Posted by April 7th, 2006 No Comments » Interview: Vendetta Red
Q&A with Zach Davidson
By Emily Gipson

I saw Vendetta Red for the first time at The Paradox a couple of years ago. As I watched with wide-eyed astonishment, I knew I had to see, and more importantly hear, more of this amazing rock band.

In August 2005, I rushed out and bought their new release, Sisters of the Red Death, a twelve-song concept album dealing with a nuclear holocaust and women, and was blown away by their mixture of deep lyrical content and catchy, straight-ahead rock hooks.

So needless to say, I was thrilled for the opportunity to interview Zach Davidson, the man who delivers both the ear-splitting screams and satisfying vocal melodies that give Vendetta Red-s music a powerful intensity. What inspired the idea for a concept album on a subject that so little is known about?
Zach Davidson: I’m very fascinated with cult mentality, and the history of brain washing and the way cults change who people are and what they believe, so it came from that.

NM: Once you decided on this concept, were there any obstacles to actually writing the album?
ZD: The lyrics happened really fast. I just kept writing and writing on the subject, so it was a pretty smooth process. We spent a lot of time writing the music.
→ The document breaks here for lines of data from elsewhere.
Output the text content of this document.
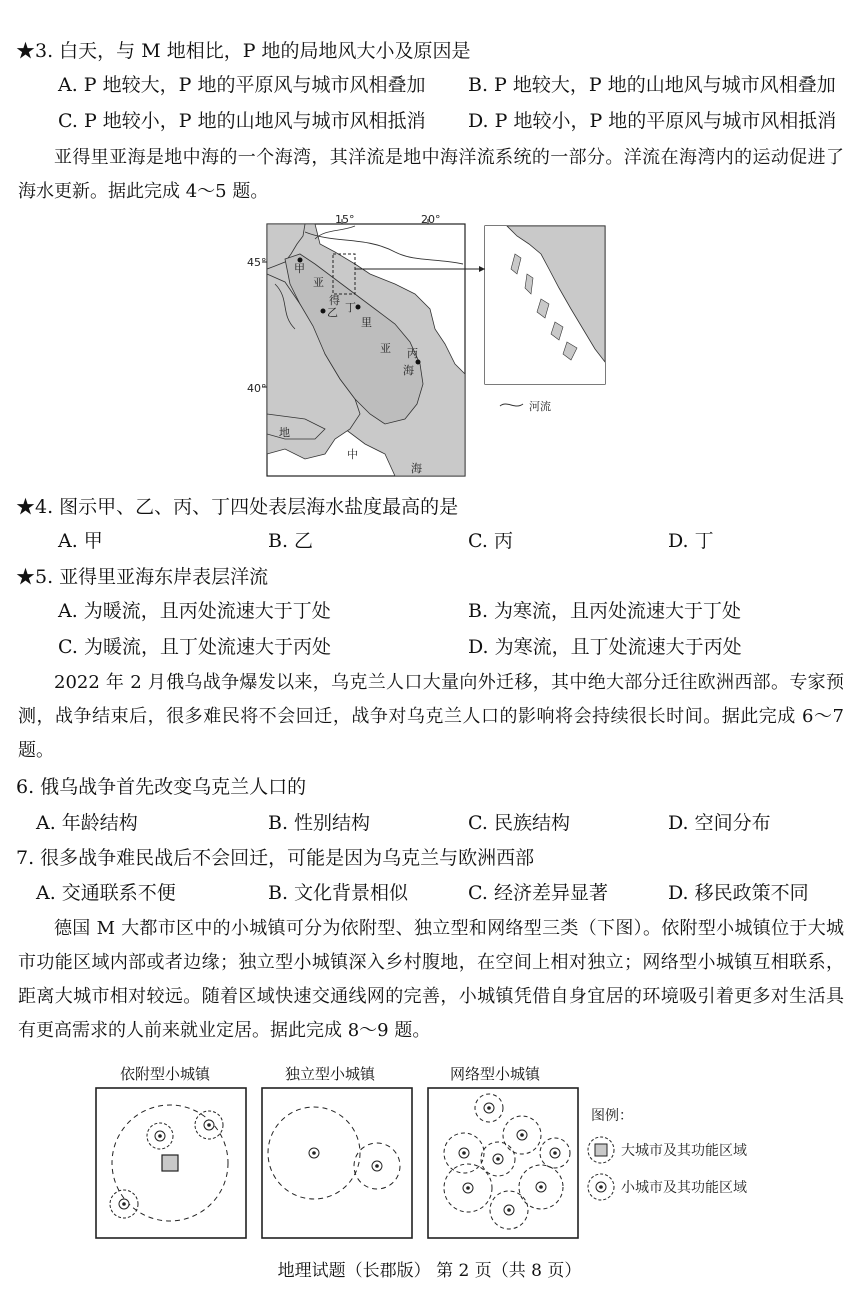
★3. 白天，与 M 地相比，P 地的局地风大小及原因是
A. P 地较大，P 地的平原风与城市风相叠加 B. P 地较大，P 地的山地风与城市风相叠加
C. P 地较小，P 地的山地风与城市风相抵消 D. P 地较小，P 地的平原风与城市风相抵消
亚得里亚海是地中海的一个海湾，其洋流是地中海洋流系统的一部分。洋流在海湾内的运动促进了海水更新。据此完成 4～5 题。
15°	20°
45°
40°
甲
乙 丁
丙
亚
得
里
亚
海
地
中
海
河流
★4. 图示甲、乙、丙、丁四处表层海水盐度最高的是
A. 甲	B. 乙	C. 丙	D. 丁
★5. 亚得里亚海东岸表层洋流
A. 为暖流，且丙处流速大于丁处	B. 为寒流，且丙处流速大于丁处
C. 为暖流，且丁处流速大于丙处	D. 为寒流，且丁处流速大于丙处
2022 年 2 月俄乌战争爆发以来，乌克兰人口大量向外迁移，其中绝大部分迁往欧洲西部。专家预测，战争结束后，很多难民将不会回迁，战争对乌克兰人口的影响将会持续很长时间。据此完成 6～7 题。
6. 俄乌战争首先改变乌克兰人口的
A. 年龄结构	B. 性别结构	C. 民族结构	D. 空间分布
7. 很多战争难民战后不会回迁，可能是因为乌克兰与欧洲西部
A. 交通联系不便	B. 文化背景相似	C. 经济差异显著	D. 移民政策不同
德国 M 大都市区中的小城镇可分为依附型、独立型和网络型三类（下图）。依附型小城镇位于大城市功能区域内部或者边缘；独立型小城镇深入乡村腹地，在空间上相对独立；网络型小城镇互相联系，距离大城市相对较远。随着区域快速交通线网的完善，小城镇凭借自身宜居的环境吸引着更多对生活具有更高需求的人前来就业定居。据此完成 8～9 题。
依附型小城镇	独立型小城镇	网络型小城镇
图例：
大城市及其功能区域
小城市及其功能区域
地理试题（长郡版） 第 2 页（共 8 页）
NM: How was creating this album different from your major-label debut Between the Never and the Now?
ZD: The label had abandoned us at this point, they don’t care about bands unless they have a major radio hit. So it wasn’t at all like the first record.

NM: Now, let’s go back in time for just a moment… how did Vendetta Red come into existence?
ZD: We formed in 1998, living together in a house, doing a lot of drugs, jamming in the basement. We weren’t old enough to buy alcohol, so we were just doing a lot of acid and PCP.
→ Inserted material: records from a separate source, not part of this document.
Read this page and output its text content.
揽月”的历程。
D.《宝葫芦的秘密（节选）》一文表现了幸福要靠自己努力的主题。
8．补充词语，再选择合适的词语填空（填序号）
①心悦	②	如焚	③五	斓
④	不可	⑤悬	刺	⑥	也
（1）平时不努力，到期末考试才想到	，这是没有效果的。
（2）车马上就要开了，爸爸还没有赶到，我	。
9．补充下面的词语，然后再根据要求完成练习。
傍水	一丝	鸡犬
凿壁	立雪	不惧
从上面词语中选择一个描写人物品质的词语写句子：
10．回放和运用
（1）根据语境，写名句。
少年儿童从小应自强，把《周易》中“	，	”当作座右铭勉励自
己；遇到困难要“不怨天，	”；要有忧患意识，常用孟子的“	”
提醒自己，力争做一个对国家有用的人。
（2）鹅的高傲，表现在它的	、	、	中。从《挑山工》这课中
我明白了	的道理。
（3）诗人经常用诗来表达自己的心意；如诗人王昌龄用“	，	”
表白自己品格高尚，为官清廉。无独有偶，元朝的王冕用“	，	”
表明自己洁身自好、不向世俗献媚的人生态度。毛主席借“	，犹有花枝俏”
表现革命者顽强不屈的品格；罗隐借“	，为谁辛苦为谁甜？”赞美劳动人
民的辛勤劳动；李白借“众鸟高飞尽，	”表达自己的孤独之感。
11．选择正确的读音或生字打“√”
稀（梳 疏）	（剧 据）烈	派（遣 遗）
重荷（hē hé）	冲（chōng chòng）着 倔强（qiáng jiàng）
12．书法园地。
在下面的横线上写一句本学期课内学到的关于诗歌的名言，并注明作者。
NM: You’ve been together for a long time, comparatively speaking. How is touring with each other? Have there been any conflicts while touring?
ZD: Touring is hell, being tired, dirty, and hungry and in a van all day long definitely leads to a lot of fucking problems. But playing the shows is great.

NM: Talk about your experience with Loveless Records. What was the transition like going from there to a major label?
ZD: The only difficulty we had was Carter Evans, quote that. I hate him… he sued us for like three years. We gave [Loveless] some money when we got signed. We have a good relationship with them, and it was a smooth transition.

NM: How does playing in your home town differ from playing in other venues everywhere else?
ZD: There is a lot more spirit behind it … we feel like we have to prove something. It is hard to get good shows though, but we have developed a fan base. Every time we play here we feel like we are showing everyone who we really are.

Vendetta Red will prove themselves to a sold-out crowd one last time tomorrow night at El Corazon. The band announced on its MySpace page recently that this would be their last show.

Rumor? No one can say for sure. But while I keep my fingers crossed that their break-up is short-lived, I’ll be rocking out to two excellent albums this legendary Seattle band has left us with.